Su propietario, el Dr. Aguirre, dueño de la estancia "Las Mesetas", conversaba con los carreros que rodeaban con curiosidad al monstruo que había causado tanto revuelo. Se había roto una pieza vital y debía embarcarlo de nuevo a Buenos Aires para su reparación. No volvería a traerlo porque los caminos patagónicos no eran para automóviles.

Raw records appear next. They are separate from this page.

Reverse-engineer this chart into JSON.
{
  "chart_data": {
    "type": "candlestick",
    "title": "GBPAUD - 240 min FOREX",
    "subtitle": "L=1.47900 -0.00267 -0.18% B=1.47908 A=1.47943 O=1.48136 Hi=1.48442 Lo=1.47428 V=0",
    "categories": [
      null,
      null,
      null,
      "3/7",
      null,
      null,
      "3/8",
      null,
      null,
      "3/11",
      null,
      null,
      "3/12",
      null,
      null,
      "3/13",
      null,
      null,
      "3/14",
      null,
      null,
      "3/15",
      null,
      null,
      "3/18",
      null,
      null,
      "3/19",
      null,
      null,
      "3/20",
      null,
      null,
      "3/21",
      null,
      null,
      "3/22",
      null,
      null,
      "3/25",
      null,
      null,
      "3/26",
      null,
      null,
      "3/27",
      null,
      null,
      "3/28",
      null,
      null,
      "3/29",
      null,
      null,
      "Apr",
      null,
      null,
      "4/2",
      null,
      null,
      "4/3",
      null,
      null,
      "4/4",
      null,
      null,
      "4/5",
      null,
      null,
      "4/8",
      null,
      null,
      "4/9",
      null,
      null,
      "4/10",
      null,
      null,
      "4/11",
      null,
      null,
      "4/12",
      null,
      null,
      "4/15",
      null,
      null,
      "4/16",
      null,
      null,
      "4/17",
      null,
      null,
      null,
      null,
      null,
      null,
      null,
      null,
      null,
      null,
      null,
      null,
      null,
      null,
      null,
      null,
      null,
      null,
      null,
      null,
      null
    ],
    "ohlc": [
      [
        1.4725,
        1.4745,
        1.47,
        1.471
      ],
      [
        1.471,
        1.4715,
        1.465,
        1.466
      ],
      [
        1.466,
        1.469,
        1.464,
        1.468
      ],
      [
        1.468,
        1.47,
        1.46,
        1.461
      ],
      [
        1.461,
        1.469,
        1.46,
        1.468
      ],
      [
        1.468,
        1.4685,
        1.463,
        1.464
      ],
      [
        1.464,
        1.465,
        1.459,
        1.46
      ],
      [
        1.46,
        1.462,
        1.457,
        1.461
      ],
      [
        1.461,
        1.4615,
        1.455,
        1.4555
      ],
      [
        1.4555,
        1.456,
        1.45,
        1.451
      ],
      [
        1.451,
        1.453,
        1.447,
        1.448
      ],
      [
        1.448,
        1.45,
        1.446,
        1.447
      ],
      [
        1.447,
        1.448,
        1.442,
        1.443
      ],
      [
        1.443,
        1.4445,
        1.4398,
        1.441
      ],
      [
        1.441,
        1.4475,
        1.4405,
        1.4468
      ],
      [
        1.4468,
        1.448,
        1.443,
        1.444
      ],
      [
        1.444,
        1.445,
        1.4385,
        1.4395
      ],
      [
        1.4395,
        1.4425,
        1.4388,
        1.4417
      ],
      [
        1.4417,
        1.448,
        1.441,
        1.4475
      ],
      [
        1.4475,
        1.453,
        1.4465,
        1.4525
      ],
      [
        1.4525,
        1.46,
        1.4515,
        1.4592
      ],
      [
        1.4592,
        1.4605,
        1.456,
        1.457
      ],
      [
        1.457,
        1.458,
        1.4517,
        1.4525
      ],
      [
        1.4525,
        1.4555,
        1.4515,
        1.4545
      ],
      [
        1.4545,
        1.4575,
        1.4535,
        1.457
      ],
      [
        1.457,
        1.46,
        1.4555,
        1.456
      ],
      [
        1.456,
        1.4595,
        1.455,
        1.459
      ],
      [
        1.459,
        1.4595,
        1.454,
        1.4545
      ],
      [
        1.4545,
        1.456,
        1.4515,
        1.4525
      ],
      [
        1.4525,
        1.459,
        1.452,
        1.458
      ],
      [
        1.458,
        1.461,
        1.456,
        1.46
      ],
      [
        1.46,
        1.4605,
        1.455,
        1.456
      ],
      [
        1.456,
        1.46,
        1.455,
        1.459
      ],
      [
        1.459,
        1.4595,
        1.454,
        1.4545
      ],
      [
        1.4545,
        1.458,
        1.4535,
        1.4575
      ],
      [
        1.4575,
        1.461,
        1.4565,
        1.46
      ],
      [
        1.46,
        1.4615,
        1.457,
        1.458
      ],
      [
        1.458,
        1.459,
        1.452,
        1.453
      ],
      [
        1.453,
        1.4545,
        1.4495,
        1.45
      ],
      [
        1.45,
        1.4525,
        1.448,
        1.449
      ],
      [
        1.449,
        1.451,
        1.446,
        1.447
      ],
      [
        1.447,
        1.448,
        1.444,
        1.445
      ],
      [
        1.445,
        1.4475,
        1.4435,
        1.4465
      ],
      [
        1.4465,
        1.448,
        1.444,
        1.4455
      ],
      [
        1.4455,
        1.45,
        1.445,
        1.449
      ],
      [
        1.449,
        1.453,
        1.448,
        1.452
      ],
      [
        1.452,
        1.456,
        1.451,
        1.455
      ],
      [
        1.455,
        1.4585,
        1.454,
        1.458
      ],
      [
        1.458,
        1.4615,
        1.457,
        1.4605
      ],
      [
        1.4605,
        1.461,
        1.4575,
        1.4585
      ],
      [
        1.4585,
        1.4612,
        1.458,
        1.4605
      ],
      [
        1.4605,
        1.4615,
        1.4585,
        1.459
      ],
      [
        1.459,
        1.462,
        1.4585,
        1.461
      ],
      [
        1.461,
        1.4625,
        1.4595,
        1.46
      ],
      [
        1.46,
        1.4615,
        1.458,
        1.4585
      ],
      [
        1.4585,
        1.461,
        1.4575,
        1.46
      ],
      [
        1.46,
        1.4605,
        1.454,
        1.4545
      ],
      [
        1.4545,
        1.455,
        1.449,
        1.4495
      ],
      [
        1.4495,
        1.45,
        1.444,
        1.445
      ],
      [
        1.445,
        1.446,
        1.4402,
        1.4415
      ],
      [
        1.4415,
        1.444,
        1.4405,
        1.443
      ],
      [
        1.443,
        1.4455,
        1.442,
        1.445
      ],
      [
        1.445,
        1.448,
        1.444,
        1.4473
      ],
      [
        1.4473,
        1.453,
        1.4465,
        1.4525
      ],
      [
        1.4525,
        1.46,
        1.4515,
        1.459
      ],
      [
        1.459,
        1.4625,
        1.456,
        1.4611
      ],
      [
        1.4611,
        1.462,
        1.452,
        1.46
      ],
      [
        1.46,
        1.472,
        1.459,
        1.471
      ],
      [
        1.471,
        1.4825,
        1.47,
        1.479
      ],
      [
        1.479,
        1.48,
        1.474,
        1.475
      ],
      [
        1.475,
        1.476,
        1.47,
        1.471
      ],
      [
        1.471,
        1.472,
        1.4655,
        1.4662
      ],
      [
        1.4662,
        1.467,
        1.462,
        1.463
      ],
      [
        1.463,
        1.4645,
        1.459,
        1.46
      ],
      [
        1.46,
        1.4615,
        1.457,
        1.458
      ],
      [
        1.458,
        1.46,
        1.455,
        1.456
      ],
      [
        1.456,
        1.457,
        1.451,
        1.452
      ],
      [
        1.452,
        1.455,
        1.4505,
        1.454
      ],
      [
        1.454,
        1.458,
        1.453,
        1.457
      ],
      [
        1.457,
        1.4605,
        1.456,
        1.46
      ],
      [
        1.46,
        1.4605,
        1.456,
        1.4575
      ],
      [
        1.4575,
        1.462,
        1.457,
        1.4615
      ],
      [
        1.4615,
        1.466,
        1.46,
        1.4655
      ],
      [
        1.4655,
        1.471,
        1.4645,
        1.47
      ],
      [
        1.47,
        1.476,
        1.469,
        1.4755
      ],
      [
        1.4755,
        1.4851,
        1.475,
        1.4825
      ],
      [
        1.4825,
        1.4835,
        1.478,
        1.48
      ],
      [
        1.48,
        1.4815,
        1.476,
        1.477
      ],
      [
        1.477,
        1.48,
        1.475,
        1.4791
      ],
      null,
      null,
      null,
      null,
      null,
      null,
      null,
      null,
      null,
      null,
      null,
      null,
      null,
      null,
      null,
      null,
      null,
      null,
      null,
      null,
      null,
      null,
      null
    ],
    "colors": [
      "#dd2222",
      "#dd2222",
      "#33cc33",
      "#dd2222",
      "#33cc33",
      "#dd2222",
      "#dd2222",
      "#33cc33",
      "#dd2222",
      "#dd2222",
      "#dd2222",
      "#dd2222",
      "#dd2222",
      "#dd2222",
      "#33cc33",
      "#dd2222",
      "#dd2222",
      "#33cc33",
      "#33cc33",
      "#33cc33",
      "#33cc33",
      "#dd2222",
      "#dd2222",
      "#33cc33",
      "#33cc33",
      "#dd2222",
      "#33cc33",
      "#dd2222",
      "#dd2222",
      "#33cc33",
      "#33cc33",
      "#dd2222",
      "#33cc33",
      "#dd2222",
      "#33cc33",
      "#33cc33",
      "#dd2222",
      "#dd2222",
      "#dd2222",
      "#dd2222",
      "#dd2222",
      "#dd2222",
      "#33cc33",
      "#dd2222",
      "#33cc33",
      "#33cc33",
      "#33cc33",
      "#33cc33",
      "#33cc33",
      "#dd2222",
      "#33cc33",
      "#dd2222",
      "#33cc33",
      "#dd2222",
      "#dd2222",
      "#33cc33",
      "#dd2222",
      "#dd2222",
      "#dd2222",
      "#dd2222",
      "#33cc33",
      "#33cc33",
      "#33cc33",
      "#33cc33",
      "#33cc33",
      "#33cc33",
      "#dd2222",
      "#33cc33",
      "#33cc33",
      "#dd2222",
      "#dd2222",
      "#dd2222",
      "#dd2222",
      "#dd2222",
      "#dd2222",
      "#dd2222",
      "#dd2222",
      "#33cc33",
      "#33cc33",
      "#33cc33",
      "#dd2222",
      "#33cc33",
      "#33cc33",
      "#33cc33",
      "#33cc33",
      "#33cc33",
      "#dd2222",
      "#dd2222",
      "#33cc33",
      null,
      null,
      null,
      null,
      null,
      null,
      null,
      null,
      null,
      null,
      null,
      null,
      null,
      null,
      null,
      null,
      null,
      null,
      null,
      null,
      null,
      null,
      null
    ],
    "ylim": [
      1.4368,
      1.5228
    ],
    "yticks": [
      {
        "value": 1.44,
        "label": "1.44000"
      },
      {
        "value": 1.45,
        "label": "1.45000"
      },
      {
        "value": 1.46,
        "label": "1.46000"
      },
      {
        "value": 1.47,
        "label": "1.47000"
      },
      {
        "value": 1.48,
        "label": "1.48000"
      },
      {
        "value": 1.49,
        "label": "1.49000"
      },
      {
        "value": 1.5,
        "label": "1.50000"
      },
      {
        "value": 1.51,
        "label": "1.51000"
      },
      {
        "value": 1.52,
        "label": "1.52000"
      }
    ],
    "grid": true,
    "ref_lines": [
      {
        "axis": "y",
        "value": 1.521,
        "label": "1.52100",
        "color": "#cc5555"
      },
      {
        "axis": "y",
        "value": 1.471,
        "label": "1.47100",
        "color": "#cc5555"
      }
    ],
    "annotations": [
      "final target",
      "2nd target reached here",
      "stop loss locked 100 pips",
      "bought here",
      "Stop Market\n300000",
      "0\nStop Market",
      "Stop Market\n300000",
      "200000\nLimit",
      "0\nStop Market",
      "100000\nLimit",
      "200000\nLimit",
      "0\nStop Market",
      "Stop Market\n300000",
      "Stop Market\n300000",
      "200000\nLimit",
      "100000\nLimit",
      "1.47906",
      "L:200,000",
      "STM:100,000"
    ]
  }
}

Como los chicos mirábamos con miedo, nos dijo: "¡No tengan miedo, chicos! Acérquense a tocarlo y suban en él si quieren. Ahora está muerto y no hace nada". Retrocedimos asustados, sin aceptar la invitación a subir. El francés Emilio Slápeliz, el galés Combe y otros que lo conocían de antes les decían a los demás: "Ya verán cómo este bicho pronto nos va a desplazar a los carreros". Pero el automóvil se embarcó para Buenos Aires y durante más de seis años no volvió a alborotar en Comodoro Rivadavia. Poco a poco, al paso lerdo de los bueyes que los arrastraban a él y a la carreta, se fue perdiendo en la curva por donde el día antes apareciera con velocidad y alboroto. Ahora iba rumbo al barco que de nuevo lo llevaría a Buenos Aires.

De: Caminos y rastrilladas borrosas.